Au château de Vendôme, quand la tour de Poitiers se souvient
Alors que la tour maîtresse du château de Vendôme, après cette première tranche de travaux dont elle vient de faire l’objet, est susceptible de nous révéler de nouvelles connaissances tant sur le plan archéologique qu’architectural, voire historique, je m’intéresserai, plus spécialement, comme annoncé dans le titre, aux quelques anecdotes et légendes souvent peu connues qui l’entourent.
Et d’abord, pourquoi cette appellation ?
Si l’on se réfère à l’abbé Simon, chanoine de la collégiale Saint-Georges, l’un de nos premiers historiens du Vendômois, on peut lire dans son manuscrit rédigé vers 1780 : «Le château est environné de fossés très profonds et de murailles très élevées et flanquées de six tours dont la plus haute s’appelle la tour de Poitiers, parce qu’Agnès de Poitiers, femme de Geoffroy Martel, la fit élever…». De toute évidence, une assertion écrite en toute bonne foi, selon les connaissances du moment et à partir, sans doute, d’une longue transmission orale sans contrôle historique.
Alors forts de cette hypothèse, nos érudits, au cours du XIXe siècle vont développer à leur convenance l’argumentation et nous expliquer qu’effectivement : «Geoffroy Martel, comte de Vendôme ayant fait prisonnier Guillaume IV, comte de Poitiers, à la bataille de Montcontour en 1033, le ramena en son château pour l’enfermer dans cette fameuse tour durant trois longues années…» Mais si l’événement est vrai, fut-il réellement retenu prisonnier dans la dite tour ?
Car, hélas pour nous, il y a très peu de chance qu’une tour de ce type fût déjà construite au XIe siècle, mais bien plutôt élevée, du moins dans son état primitif, seulement sous Philippe Auguste…Aux alentours de 1180. En attendant, toutefois, les nouvelles conclusions des archéologues actuellement à l’ouvrage.
Et comme ces suppositions ne satisfaisaient personne, une troisième hypothèse émise fin XIXe siècle, nous entraîne, cette fois, en 1356, à la bataille de Poitiers, sachant : «Que le comte Jean VI y avait combattu par obligation vassalique aux côtés du roi de France Jean Le Bon et que fait prisonnier durant trois années, il aurait entrepris à son retour de remettre en état les défenses de la ville et du château, dont notre tour en question…» Mais de là à lui décerner le nom de Poitiers en souvenir d’un tel désastre pour le royaume, cela peut paraître incongru.
Au final, c’est peut-être l’abbé Simon qui détient la seule et simple explication plausible.

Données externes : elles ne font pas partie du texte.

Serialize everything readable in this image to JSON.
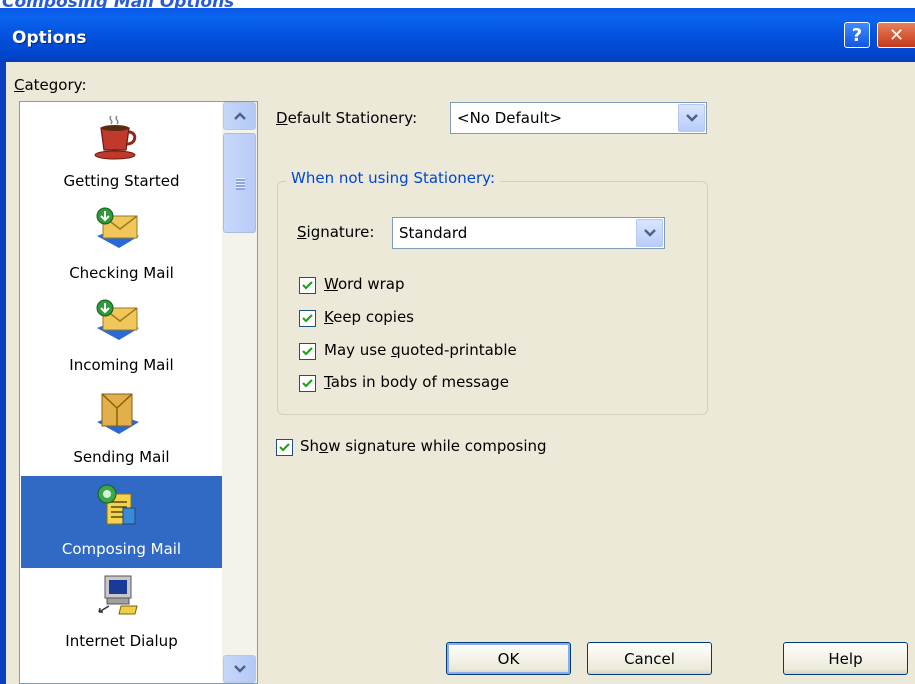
{
  "background_title": "Composing Mail Options",
  "dialog": {
    "title": "Options",
    "help_glyph": "?",
    "close_glyph": "✕"
  },
  "category": {
    "label_accel": "C",
    "label_rest": "ategory:",
    "items": [
      {
        "label": "Getting Started",
        "icon": "coffee-cup-icon",
        "selected": false
      },
      {
        "label": "Checking Mail",
        "icon": "check-mail-icon",
        "selected": false
      },
      {
        "label": "Incoming Mail",
        "icon": "incoming-mail-icon",
        "selected": false
      },
      {
        "label": "Sending Mail",
        "icon": "sending-mail-icon",
        "selected": false
      },
      {
        "label": "Composing Mail",
        "icon": "composing-mail-icon",
        "selected": true
      },
      {
        "label": "Internet Dialup",
        "icon": "internet-dialup-icon",
        "selected": false
      }
    ]
  },
  "stationery": {
    "label_accel": "D",
    "label_rest": "efault Stationery:",
    "value": "<No Default>"
  },
  "group": {
    "title": "When not using Stationery:",
    "signature": {
      "label_accel": "S",
      "label_rest": "ignature:",
      "value": "Standard"
    },
    "options": [
      {
        "pre": "",
        "accel": "W",
        "post": "ord wrap",
        "checked": true
      },
      {
        "pre": "",
        "accel": "K",
        "post": "eep copies",
        "checked": true
      },
      {
        "pre": "May use ",
        "accel": "q",
        "post": "uoted-printable",
        "checked": true
      },
      {
        "pre": "",
        "accel": "T",
        "post": "abs in body of message",
        "checked": true
      }
    ]
  },
  "show_signature": {
    "pre": "Sh",
    "accel": "o",
    "post": "w signature while composing",
    "checked": true
  },
  "buttons": {
    "ok": "OK",
    "cancel": "Cancel",
    "help": "Help"
  },
  "colors": {
    "title_bar": "#0352de",
    "selection": "#316ac5",
    "group_title": "#0046d5",
    "dialog_face": "#ece9d8"
  }
}
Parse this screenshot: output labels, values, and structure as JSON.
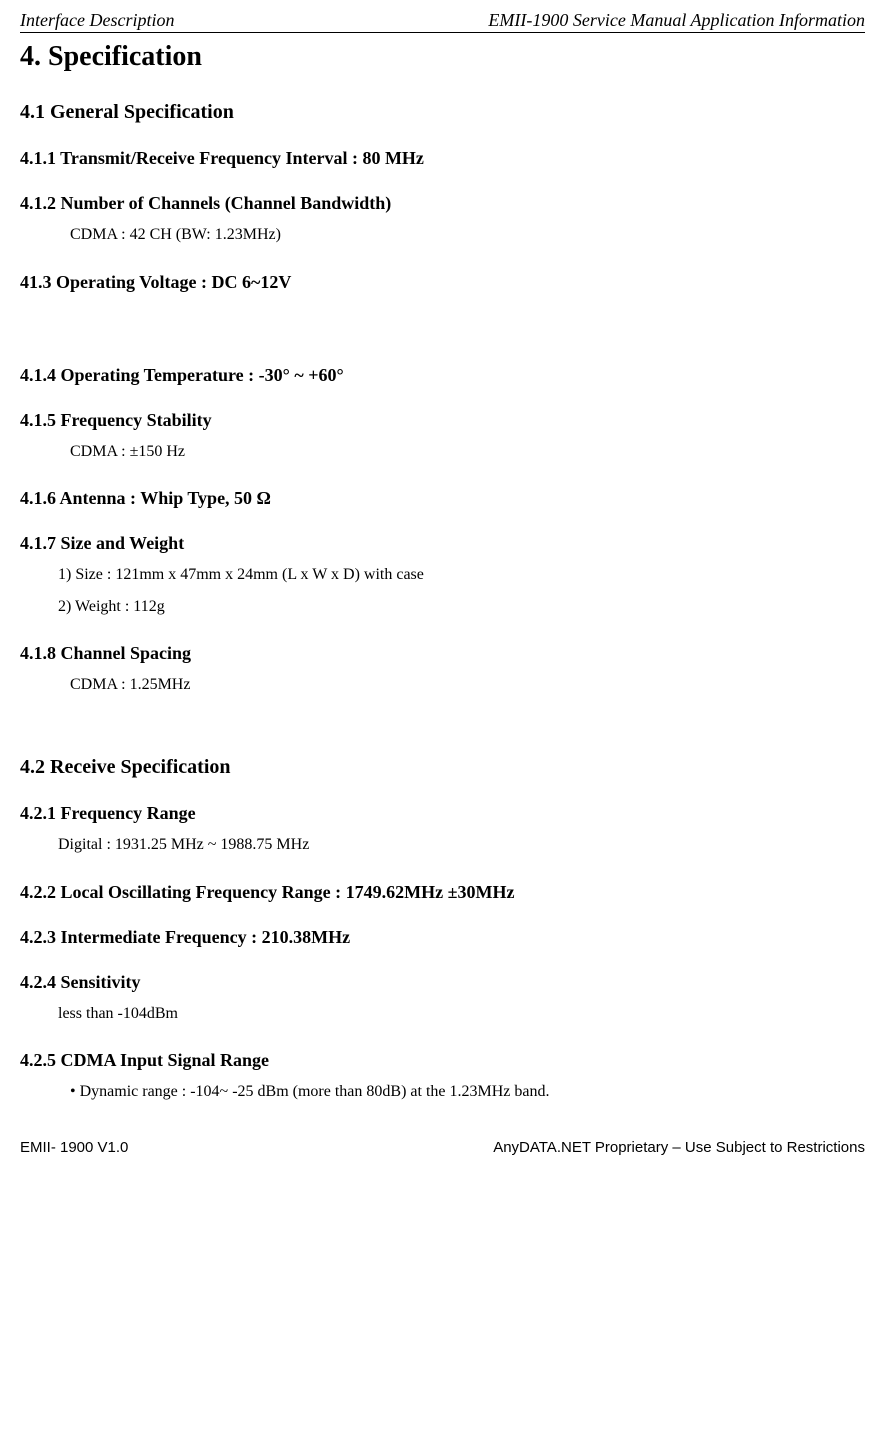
{
  "header": {
    "left": "Interface Description",
    "right": "EMII-1900 Service Manual Application Information"
  },
  "title": "4. Specification",
  "s41": {
    "heading": "4.1 General Specification",
    "s411": "4.1.1 Transmit/Receive Frequency Interval : 80 MHz",
    "s412": {
      "heading": "4.1.2 Number of Channels (Channel Bandwidth)",
      "body": "CDMA : 42 CH (BW: 1.23MHz)"
    },
    "s413": "41.3 Operating Voltage : DC 6~12V",
    "s414": "4.1.4 Operating Temperature : -30° ~ +60°",
    "s415": {
      "heading": "4.1.5 Frequency Stability",
      "body": "CDMA :  ±150 Hz"
    },
    "s416": "4.1.6 Antenna : Whip Type, 50 Ω",
    "s417": {
      "heading": "4.1.7 Size and Weight",
      "l1": "1) Size : 121mm x 47mm x 24mm (L x W x D) with case",
      "l2": "2) Weight : 112g"
    },
    "s418": {
      "heading": "4.1.8 Channel Spacing",
      "body": "CDMA : 1.25MHz"
    }
  },
  "s42": {
    "heading": "4.2 Receive Specification",
    "s421": {
      "heading": "4.2.1 Frequency Range",
      "body": "Digital : 1931.25 MHz ~ 1988.75 MHz"
    },
    "s422": "4.2.2 Local Oscillating Frequency Range : 1749.62MHz  ±30MHz",
    "s423": "4.2.3 Intermediate Frequency : 210.38MHz",
    "s424": {
      "heading": "4.2.4 Sensitivity",
      "body": "less than   -104dBm"
    },
    "s425": {
      "heading": "4.2.5 CDMA Input Signal Range",
      "body": "• Dynamic range : -104~ -25 dBm (more than   80dB) at the 1.23MHz band."
    }
  },
  "footer": {
    "left": "EMII- 1900 V1.0",
    "right": "AnyDATA.NET Proprietary –  Use Subject to Restrictions"
  }
}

Attribuée avec conviction et par pure tradition, depuis des siècles, à Agnès de Poitiers, sans en connaître véritablement son histoire ni sa datation, notre tour en gardera encore longtemps ce qualificatif, aujourd’hui nullement justifié mais qui lui va si bien.

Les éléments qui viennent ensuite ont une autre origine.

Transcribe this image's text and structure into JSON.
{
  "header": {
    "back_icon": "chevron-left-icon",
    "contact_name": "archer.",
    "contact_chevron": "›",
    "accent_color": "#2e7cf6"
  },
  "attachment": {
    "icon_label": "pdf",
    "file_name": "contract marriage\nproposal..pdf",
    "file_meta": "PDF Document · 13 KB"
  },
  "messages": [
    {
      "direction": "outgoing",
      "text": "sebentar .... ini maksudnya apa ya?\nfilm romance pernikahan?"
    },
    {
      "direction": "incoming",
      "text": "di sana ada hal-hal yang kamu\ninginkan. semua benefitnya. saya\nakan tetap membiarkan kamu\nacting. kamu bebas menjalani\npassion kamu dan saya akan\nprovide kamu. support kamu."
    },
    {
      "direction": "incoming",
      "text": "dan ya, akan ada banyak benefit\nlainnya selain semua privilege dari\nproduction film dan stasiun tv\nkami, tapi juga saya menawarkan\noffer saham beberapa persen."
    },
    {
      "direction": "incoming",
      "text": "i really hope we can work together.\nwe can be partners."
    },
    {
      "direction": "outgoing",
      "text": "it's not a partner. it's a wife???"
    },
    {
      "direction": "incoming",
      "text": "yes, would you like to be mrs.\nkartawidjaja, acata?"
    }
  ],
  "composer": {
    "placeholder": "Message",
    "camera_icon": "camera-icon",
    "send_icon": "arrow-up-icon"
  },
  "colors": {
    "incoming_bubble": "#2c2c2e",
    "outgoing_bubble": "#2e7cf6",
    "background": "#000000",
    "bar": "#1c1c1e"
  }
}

Puis vint la période révolutionnaire…
Plus précisément le samedi14 juillet 1798.
Ainsi pour commémorer dignement cette fête, la tour de Poitiers fut-elle mise à contribution ; «propre à figurer le repaire de la tyrannie», elle servit de bastille. Le drapeau blanc, symbole de la Royauté flotta même au dessus d’elle. La tour défendue par une pièce d’artillerie et quelques soldats représentant les satellites du despotisme fut attaquée des deux côtés par les Chasseurs de la 30e demi-brigade et prise d’assaut. Puis investie, le drapeau tricolore remplaça bientôt le drapeau blanc aux cris de vive la République. Dans le feu de l’action, au bruit du canon, un premier mannequin décoré des insignes des différents ordres fut détruit et l’on tira à balles sur un second mannequin représentant cette fois l’image du gouverneur de la bastille, sa tête servant de cible.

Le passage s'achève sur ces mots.